English, English HoH, French, Spanish, Portuguese


Though the movie made lots of money and the back of the box looks pretty full, in the end, they're not as exciting as they seem, if you're part of the younger set. Those wanting to know more about the moviemaking process will be a bit disappointed.

First up is Shrek's Guide to Parenthood, which has Donkey, Puss in Boots, Pinoccchio and Gingy giving advice to the new parents of the movie. It's a bit funny. Meet the Cast (10:42) is a pretty light featurette, where the main and supporting cast is introduced and talk about their characters. It's nothing very detailed, but a nice introduction.

The Lost Scenes are much better. There are four scenes, with a Play All option. These are not scenes themselves, but the writers pitching their scenes during some production meetings. So, the writers are acting out their gags in order to sell their jokes. It's actually really interesting to watch, and the scenes are funny, also! The four scenes are, 'The Fauxly Grail' (9:23), 'Hot Lunch' (4:36), 'Cyrano de Artie' (4:26) and 'Doppelgangers' (7:27), which, incidentally, isn't in the standard DVD edition.

Next is probably one of the better extras of the disc. The Tech of Shrek (9:57) talks about the evolution in processing power since the first movie and how that affects the making of the third movie. They talk about how much easier it is now to create different hairstyles, clothing and lighting effects. Definitely worth watching. The Donkey Dance (0:32) is Donkey's version of the 'Safety Dance'. Big Green Goofs (1:58) are a couple of minutes worth of animation tests for various movements and elements. Not so much funny as it is interesting from a layering and rendering standpoint.

The Dreamworks Animation Video Jukebox is a fancy word for 'trailer gallery'. To be fair, these are not trailers, but clips from each movie. In here, you'll find clips for 'Bee Movie' (1:19), 'Flushed Away' (1:56), 'Over the Hedge' (1:53), 'Madagascar' (0:58), 'Shark Tale' (2:25), 'Shrek 2' (1:20), 'Shrek' (1:14) and 'Shrek 3' (1:33).

DWK is the section devoted specifically for kids. Merlin's Magic Crystal Ball is basically a Magic 8-Ball on a disc. Learn the Donkey Dance (1:42) shows you how to do the dance from the clip mentioned above.
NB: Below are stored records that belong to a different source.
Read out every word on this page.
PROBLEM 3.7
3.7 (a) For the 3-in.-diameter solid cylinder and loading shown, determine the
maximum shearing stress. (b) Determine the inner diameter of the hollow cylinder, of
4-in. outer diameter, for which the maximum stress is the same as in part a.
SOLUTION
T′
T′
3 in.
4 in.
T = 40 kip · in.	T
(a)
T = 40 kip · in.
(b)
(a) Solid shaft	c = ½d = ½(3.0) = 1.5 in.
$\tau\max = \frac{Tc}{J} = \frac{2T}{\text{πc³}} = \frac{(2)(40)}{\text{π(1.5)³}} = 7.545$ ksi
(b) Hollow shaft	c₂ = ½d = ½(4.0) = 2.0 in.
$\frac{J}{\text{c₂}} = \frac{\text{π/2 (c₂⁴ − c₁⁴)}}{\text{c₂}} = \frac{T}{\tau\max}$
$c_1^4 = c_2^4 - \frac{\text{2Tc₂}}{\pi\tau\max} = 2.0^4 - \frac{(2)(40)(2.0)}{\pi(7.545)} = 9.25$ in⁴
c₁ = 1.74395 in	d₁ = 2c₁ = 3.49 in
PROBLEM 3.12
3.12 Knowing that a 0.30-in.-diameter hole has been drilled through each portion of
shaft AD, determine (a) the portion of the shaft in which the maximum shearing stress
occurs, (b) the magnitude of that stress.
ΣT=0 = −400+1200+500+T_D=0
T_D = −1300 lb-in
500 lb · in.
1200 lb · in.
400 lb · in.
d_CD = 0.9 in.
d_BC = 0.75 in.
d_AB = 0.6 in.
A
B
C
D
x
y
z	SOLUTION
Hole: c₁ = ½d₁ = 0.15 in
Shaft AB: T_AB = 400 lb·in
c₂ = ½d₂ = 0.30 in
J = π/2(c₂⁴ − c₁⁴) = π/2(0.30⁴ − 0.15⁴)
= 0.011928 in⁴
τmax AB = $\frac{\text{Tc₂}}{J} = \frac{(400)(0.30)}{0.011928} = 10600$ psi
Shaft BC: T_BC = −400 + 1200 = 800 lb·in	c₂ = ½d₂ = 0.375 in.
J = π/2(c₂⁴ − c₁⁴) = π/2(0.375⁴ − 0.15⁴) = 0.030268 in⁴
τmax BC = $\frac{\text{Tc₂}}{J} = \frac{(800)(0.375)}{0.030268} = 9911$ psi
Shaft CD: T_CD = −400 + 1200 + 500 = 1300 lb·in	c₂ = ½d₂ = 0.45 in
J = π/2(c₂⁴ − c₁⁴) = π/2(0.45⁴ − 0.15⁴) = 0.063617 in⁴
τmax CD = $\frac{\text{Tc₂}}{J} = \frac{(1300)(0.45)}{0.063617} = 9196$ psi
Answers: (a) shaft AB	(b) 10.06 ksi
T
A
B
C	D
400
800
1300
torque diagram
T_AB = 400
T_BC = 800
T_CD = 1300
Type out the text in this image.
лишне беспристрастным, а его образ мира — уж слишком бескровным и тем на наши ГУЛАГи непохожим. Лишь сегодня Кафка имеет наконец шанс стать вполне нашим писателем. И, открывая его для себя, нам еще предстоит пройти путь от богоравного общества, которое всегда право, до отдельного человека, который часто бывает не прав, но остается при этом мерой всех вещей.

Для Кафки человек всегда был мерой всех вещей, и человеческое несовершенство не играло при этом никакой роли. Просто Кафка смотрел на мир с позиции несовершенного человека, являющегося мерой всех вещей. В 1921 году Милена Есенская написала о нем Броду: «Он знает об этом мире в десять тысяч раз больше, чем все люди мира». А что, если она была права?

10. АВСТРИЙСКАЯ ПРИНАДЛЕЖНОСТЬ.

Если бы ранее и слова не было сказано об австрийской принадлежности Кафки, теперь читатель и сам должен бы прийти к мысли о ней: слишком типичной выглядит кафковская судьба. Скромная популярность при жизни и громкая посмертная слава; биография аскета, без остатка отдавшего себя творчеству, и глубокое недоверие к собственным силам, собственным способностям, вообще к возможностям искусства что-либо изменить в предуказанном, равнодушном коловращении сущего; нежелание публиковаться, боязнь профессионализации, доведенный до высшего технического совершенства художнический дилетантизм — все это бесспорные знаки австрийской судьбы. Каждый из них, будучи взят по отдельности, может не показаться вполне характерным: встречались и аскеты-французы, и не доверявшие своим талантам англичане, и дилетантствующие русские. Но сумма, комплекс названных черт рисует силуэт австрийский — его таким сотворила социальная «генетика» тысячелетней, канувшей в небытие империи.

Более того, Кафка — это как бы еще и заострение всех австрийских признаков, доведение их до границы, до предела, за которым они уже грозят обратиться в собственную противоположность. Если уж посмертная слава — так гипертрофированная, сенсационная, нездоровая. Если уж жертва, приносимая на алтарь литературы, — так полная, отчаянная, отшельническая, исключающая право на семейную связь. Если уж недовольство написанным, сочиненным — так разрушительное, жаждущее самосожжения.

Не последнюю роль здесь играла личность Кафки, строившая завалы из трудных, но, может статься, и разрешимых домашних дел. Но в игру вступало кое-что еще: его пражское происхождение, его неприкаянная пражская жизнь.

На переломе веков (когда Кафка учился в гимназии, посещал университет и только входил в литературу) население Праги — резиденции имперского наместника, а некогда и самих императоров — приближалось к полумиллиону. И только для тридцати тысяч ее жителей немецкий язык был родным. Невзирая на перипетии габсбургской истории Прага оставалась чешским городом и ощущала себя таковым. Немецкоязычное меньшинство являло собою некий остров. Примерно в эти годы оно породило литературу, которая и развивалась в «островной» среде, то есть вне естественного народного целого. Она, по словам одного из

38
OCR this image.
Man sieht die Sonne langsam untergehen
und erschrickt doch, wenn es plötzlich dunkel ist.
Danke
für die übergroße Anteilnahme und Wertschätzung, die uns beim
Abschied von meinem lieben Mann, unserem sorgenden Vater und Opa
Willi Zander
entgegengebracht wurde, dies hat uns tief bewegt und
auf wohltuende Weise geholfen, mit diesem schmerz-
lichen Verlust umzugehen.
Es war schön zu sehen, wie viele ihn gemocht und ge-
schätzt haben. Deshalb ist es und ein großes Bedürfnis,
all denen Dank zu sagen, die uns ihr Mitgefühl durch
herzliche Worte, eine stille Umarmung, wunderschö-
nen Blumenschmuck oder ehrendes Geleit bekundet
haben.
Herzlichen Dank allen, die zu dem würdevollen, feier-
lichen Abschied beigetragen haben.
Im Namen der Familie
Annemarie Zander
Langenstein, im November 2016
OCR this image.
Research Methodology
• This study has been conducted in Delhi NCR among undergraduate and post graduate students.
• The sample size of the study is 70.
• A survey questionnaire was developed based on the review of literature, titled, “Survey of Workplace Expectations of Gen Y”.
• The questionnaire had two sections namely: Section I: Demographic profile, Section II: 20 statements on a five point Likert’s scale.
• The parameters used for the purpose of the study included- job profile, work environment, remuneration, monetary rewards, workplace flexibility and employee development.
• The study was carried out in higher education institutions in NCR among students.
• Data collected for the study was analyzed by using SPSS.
How to Be Green (4:01) teaches you how to save the environment by being green. By the way, a single start-up trailer, for 'Madagascar' (1:52), starts off the disc.

The disc boasts a few High-Definition Exclusive Extras to watch. First is The Animator's Corner which is somewhat similar to the 'Boards and Blasts' extra on the 'Final Fantasy' DVD and BD. It's a full-length storyboard track running along the movie. Only hardcore animation buffs will want to watch this more than 10 minutes, but I appreciate its inclusion.

Shrek's Trivia Track is also a nice inclusion. It's a running text commentary, though its downfall is its humour. It has a combination of character jokes (such as the Prince taking riding lessons for his intro scene in the movie) and actual fact (like everybody farting an average of 14 times per day), and it's sometimes tricky to know if the track is joking or not. To be fair, this is a very nice read and fun to watch.

Lastly, The World of Shrek is nothing special. It's a character bio page for all the main and supporting characters. Again, not to informative, but a nice little extra.